There are also foamed fracturing fluids which are commonly comprised of 75-80% gaseous nitrogen and 20-25% water or fluids. The ratio of the components affects the viscosity of the fluid. Foamed fracturing fluids are relatively clean, have good proppant suspension and carrying capabilities, and provide relatively easy cleanup of formation and fractures. The cost of foamed fracturing fluids is more attractive in shallow to medium depth wells because less liquids and additives are required. They become less cost effective at increased depths because more nitrogen is needed to produce foam at greater pressures. Further, more pumping horsepower is required at greater depths to compensate for the relatively low fluid density of the material that is being injected to overcome the relatively high fracturing pressures. In some cases it may not be possible to get the desired maximum proppant concentrations because the proppant must be blended with the fluid portion of the foam before being mixed with the gas.
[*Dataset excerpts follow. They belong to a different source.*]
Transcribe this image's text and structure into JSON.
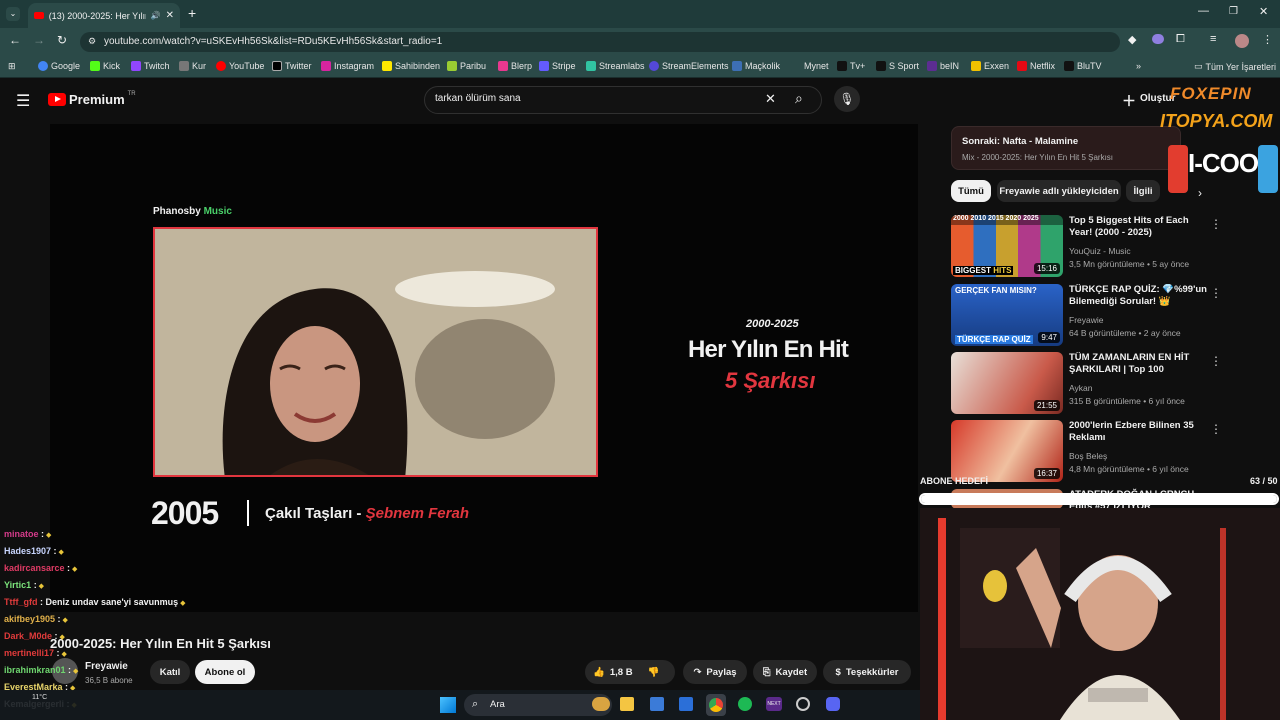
{
  "browser": {
    "tab_title": "(13) 2000-2025: Her Yılın En",
    "url": "youtube.com/watch?v=uSKEvHh56Sk&list=RDu5KEvHh56Sk&start_radio=1",
    "bookmarks": [
      "Google",
      "Kick",
      "Twitch",
      "Kur",
      "YouTube",
      "Twitter",
      "Instagram",
      "Sahibinden",
      "Paribu",
      "Blerp",
      "Stripe",
      "Streamlabs",
      "StreamElements",
      "Maçkolik",
      "Mynet",
      "Tv+",
      "S Sport",
      "beIN",
      "Exxen",
      "Netflix",
      "BluTV"
    ],
    "all_bookmarks": "Tüm Yer İşaretleri"
  },
  "youtube": {
    "logo": "Premium",
    "logo_sup": "TR",
    "search_value": "tarkan ölürüm sana",
    "create_label": "Oluştur"
  },
  "video": {
    "brand_a": "Phanosby",
    "brand_b": "Music",
    "years": "2000-2025",
    "headline": "Her Yılın En Hit",
    "headline_red": "5 Şarkısı",
    "year": "2005",
    "song": "Çakıl Taşları -",
    "artist": "Şebnem Ferah",
    "title": "2000-2025: Her Yılın En Hit 5 Şarkısı",
    "channel": "Freyawie",
    "subs": "36,5 B abone",
    "join": "Katıl",
    "subscribe": "Abone ol",
    "likes": "1,8 B",
    "share": "Paylaş",
    "save": "Kaydet",
    "thanks": "Teşekkürler"
  },
  "sidebar": {
    "next_label": "Sonraki: Nafta - Malamine",
    "next_sub": "Mix - 2000-2025: Her Yılın En Hit 5 Şarkısı",
    "chips": [
      "Tümü",
      "Freyawie adlı yükleyiciden",
      "İlgili"
    ],
    "items": [
      {
        "title": "Top 5 Biggest Hits of Each Year! (2000 - 2025)",
        "channel": "YouQuiz - Music",
        "meta": "3,5 Mn görüntüleme • 5 ay önce",
        "duration": "15:16"
      },
      {
        "title": "TÜRKÇE RAP QUİZ: 💎%99'un Bilemediği Sorular! 👑",
        "channel": "Freyawie",
        "meta": "64 B görüntüleme • 2 ay önce",
        "duration": "9:47"
      },
      {
        "title": "TÜM ZAMANLARIN EN HİT ŞARKILARI | Top 100",
        "channel": "Aykan",
        "meta": "315 B görüntüleme • 6 yıl önce",
        "duration": "21:55"
      },
      {
        "title": "2000'lerin Ezbere Bilinen 35 Reklamı",
        "channel": "Boş Beleş",
        "meta": "4,8 Mn görüntüleme • 6 yıl önce",
        "duration": "16:37"
      },
      {
        "title": "ATADERK DOĞAN | CRNCH Edits #57 İZLİYOR",
        "channel": "",
        "meta": "",
        "duration": ""
      }
    ]
  },
  "overlay": {
    "goal_label": "ABONE HEDEFİ",
    "goal_value": "63 / 50",
    "goal_progress": 1.0,
    "sponsor_1": "FOXEPIN",
    "sponsor_2": "ITOPYA.COM",
    "sponsor_3": "I-COOL"
  },
  "chat": [
    {
      "user": "minatoe",
      "msg": ":",
      "color": "#d43b8a"
    },
    {
      "user": "Hades1907",
      "msg": ":",
      "color": "#c9d6ff"
    },
    {
      "user": "kadircansarce",
      "msg": ":",
      "color": "#e03b65"
    },
    {
      "user": "Yirtic1",
      "msg": ":",
      "color": "#7be37b"
    },
    {
      "user": "Ttff_gfd",
      "msg": ": Deniz undav sane'yi savunmuş",
      "color": "#e03b3b"
    },
    {
      "user": "akifbey1905",
      "msg": ":",
      "color": "#e0b04a"
    },
    {
      "user": "Dark_M0de",
      "msg": ":",
      "color": "#e03b3b"
    },
    {
      "user": "mertinelli17",
      "msg": ":",
      "color": "#e03b3b"
    },
    {
      "user": "ibrahimkran01",
      "msg": ":",
      "color": "#6fd66f"
    },
    {
      "user": "EverestMarka",
      "msg": ":",
      "color": "#e8d46a"
    },
    {
      "user": "Kemalgergerli",
      "msg": ":",
      "color": "#e0e0e0"
    }
  ],
  "taskbar": {
    "search": "Ara",
    "temp": "11°C"
  },
  "colors": {
    "accent_red": "#e2363f",
    "chrome_teal": "#2b4a48"
  }
}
A new type of fracturing fluid, a viscoelastic surfactant system, is described in U.S. Pat. No. 5,551,516, which is incorporated herein by reference. The system is described as having a texture similar to that of gelatin, making it an excellent particle suspension medium. Such systems are typically comprised of a water soluble salt, such as an ammonium or potassium chloride, and an organic stabilizing additive selected from the group of organic salts such as sodium salicylate, thickened by the addition of 1 to 8 wt. % of various cationic quaternized ammonium surfactants. The use of cationic quaternized ammonium surfactants as thickening agents with these salts is said to be stable to temperatures of about 110.degree.C. This viscoelastic surfactant system is described as being solids-free and having good viscosity and proppant transport capabilities. It also presents less of a cleanup problem of formation fractures when compared to polymer based systems. The viscoelastic surfactant fracturing fluid can be broken by contact with formation water or oil and needs no internal breakers to reduce viscosity so that it can be removed cleanly from the formation.
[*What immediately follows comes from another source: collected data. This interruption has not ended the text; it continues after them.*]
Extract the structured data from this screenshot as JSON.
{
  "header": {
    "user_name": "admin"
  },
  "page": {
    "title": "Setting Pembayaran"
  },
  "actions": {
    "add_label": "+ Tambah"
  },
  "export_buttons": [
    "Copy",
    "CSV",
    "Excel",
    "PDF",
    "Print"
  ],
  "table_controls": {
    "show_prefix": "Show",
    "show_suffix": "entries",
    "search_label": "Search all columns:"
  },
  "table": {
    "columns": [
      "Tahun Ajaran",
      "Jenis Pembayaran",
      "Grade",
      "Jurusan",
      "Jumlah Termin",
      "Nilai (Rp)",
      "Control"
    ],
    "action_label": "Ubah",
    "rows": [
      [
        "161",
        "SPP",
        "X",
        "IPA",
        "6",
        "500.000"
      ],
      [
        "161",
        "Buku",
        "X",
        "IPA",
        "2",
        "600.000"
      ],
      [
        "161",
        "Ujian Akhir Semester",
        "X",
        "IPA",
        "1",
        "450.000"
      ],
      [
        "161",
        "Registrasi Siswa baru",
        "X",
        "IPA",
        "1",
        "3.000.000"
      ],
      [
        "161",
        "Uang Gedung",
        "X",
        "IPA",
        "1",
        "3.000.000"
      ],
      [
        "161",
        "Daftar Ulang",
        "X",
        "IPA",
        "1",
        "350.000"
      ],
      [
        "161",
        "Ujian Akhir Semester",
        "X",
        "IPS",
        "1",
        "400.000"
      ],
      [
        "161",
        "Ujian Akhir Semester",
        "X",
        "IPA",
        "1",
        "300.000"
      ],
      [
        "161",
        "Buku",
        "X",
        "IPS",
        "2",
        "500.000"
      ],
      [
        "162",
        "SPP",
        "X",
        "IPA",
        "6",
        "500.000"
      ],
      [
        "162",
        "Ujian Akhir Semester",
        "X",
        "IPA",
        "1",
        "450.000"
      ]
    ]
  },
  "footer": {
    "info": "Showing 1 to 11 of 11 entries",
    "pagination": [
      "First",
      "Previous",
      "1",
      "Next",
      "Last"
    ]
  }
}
A potential problem with the above described viscoelastic surfactant system is that cationic surfactants can oil-wet formation rocks, thereby increasing the resistance of the oil flow through formation pore throats which are restricted by oil covered surfaces. It is generally felt that a water wet formation is more beneficial for production than an oil wet formation. Application of the above viscoelastic surfactant system is also restricted to temperatures below about 110.degree. C., and it appears to be most effective at temperatures below about 80.degree. C. Published literature reporting on the above system shows a dramatic drop in viscosity at temperatures above 80.degree. C. (SPE Publication #31114, February 1996). Many formations being drilled and fractured today have temperatures exceeding 110.degree. C.
Although various fracturing fluid formulations are presently used, there is still a need for improved fracturing fluids which do not have the disadvantages of either the polymer system that can damage the formation, or the disadvantage of the cationic viscoelastic surfactant systems which can undesirably oil-wet the formation rocks. There is also a need for fracturing fluids which are stable at elevated temperatures, especially at temperatures in excess of 110.degree. C.